Sejumlah pihak menilai langkah tersebut merupakan persiapan Pretoria untuk memberikan perlindungan hukum bagi kunjungan Putin di Afsel. Namun, Kemlu Afsel membantah dengan menyatakan bahwa pemberian kekebalan tak akan mengesampingkan surat perintah ICC.
"Kekebalan ini tidak mengesampingkan surat perintah apa pun yang mungkin telah dikeluarkan oleh pengadilan internasional terhadap peserta konferensi," demikian keterangan Kementerian Luar Negeri Afsel.
Kemlu Afsel menegaskan keputusan memberikan kekebalan diplomatik tersebut yaitu sebagai prosedur "standar" untuk menyelenggarakan konferensi internasional.
Sementara itu, di tengah huru-hara ini, Afrika Selatan mengungkapkan bahwa mereka tengah menyiapkan rencana mengubah undang-undang yang akan menegaskan kembali keputusan menangkap atau tidak seorang kepala negara.
Wakil Menteri Tata Kelola Koperasi dan Adat Afsel, Obed Bapela, mengatakan kepada BBC bahwa Pretoria kini sedang berencana mengubah undang-undang.
"Pada bulan Juni kami akan mengajukan undang-undang di parlemen," kata Bapela.
"(Melalui undang-undang tersebut, Afrika Selatan) akan memberikan pengecualian siapa yang ditangkap dan siapa yang tidak ditangkap," lanjut dia.
Di bawah undang-undang saat ini, Afrika Selatan wajib menangkap Putin jika sang presiden tiba di wilayahnya. Hal itu karena Afsel merupakan anggota ICC.

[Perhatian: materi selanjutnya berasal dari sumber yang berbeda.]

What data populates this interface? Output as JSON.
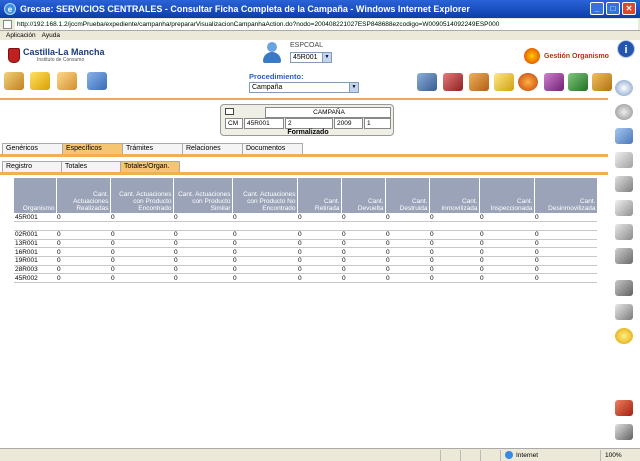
{
  "window": {
    "title": "Grecae: SERVICIOS CENTRALES - Consultar Ficha Completa de la Campaña - Windows Internet Explorer",
    "url": "http://192.168.1.2/jccmPrueba/expediente/campanha/prepararVisualizacionCampanhaAction.do?nodo=200408221027ESP848688ezcodigo=W0090514092249ESP000"
  },
  "menu": {
    "items": [
      "Aplicación",
      "Ayuda"
    ]
  },
  "header": {
    "logo_name": "Castilla-La Mancha",
    "logo_sub": "Instituto de Consumo",
    "user_label": "ESPCOAL",
    "user_select": "45R001",
    "gestion_label": "Gestión Organismo",
    "procedimiento_label": "Procedimiento:",
    "procedimiento_value": "Campaña"
  },
  "campaign": {
    "title": "CAMPAÑA",
    "code": "CM",
    "organismo": "45R001",
    "number": "2",
    "year": "2009",
    "seq": "1",
    "status": "Formalizado"
  },
  "tabs_main": [
    "Genéricos",
    "Específicos",
    "Trámites",
    "Relaciones",
    "Documentos"
  ],
  "tabs_sub": [
    "Registro",
    "Totales",
    "Totales/Organ."
  ],
  "grid": {
    "headers": [
      "Organismo",
      "Cant. Actuaciones Realizadas",
      "Cant. Actuaciones con Producto Encontrado",
      "Cant. Actuaciones con Producto Similar",
      "Cant. Actuaciones con Producto No Encontrado",
      "Cant. Retirada",
      "Cant. Devuelta",
      "Cant. Destruida",
      "Cant. Inmovilizada",
      "Cant. Inspeccionada",
      "Cant. Desinmovilizada"
    ],
    "rows": [
      [
        "45R001",
        "0",
        "0",
        "0",
        "0",
        "0",
        "0",
        "0",
        "0",
        "0",
        "0"
      ],
      [
        "",
        "",
        "",
        "",
        "",
        "",
        "",
        "",
        "",
        "",
        ""
      ],
      [
        "02R001",
        "0",
        "0",
        "0",
        "0",
        "0",
        "0",
        "0",
        "0",
        "0",
        "0"
      ],
      [
        "13R001",
        "0",
        "0",
        "0",
        "0",
        "0",
        "0",
        "0",
        "0",
        "0",
        "0"
      ],
      [
        "16R001",
        "0",
        "0",
        "0",
        "0",
        "0",
        "0",
        "0",
        "0",
        "0",
        "0"
      ],
      [
        "19R001",
        "0",
        "0",
        "0",
        "0",
        "0",
        "0",
        "0",
        "0",
        "0",
        "0"
      ],
      [
        "28R003",
        "0",
        "0",
        "0",
        "0",
        "0",
        "0",
        "0",
        "0",
        "0",
        "0"
      ],
      [
        "45R002",
        "0",
        "0",
        "0",
        "0",
        "0",
        "0",
        "0",
        "0",
        "0",
        "0"
      ]
    ]
  },
  "statusbar": {
    "zone": "Internet",
    "zoom": "100%"
  },
  "colors": {
    "titlebar": "#0c3ea8",
    "active_tab": "#f5c572",
    "grid_header": "#9aa3b8",
    "tab_line": "#f0b050"
  }
}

Para anggota ICC memang diwajibkan menaati setiap perintah yang dikeluarkan aliansi sesuai amanat Statuta Roma.
Meski begitu, Afsel selama ini berusaha bersikap netral terhadap Rusia. Pretoria menolak mengutuk invasi Rusia di Ukraina dan belum juga mengeluarkan pernyataan mengenai sikapnya menangani masalah permintaan penangkapan Putin oleh ICC.
Putin sendiri ingin ditangkap ICC karena tuduhan bahwa Rusia secara ilegal mendeportasi anak-anak Ukraina.
Awal bulan ini, Presiden Afsel Cyril Ramaphosa mengaku bahwa negaranya berada di bawah "tekanan luar biasa" untuk memihak dalam konflik tersebut.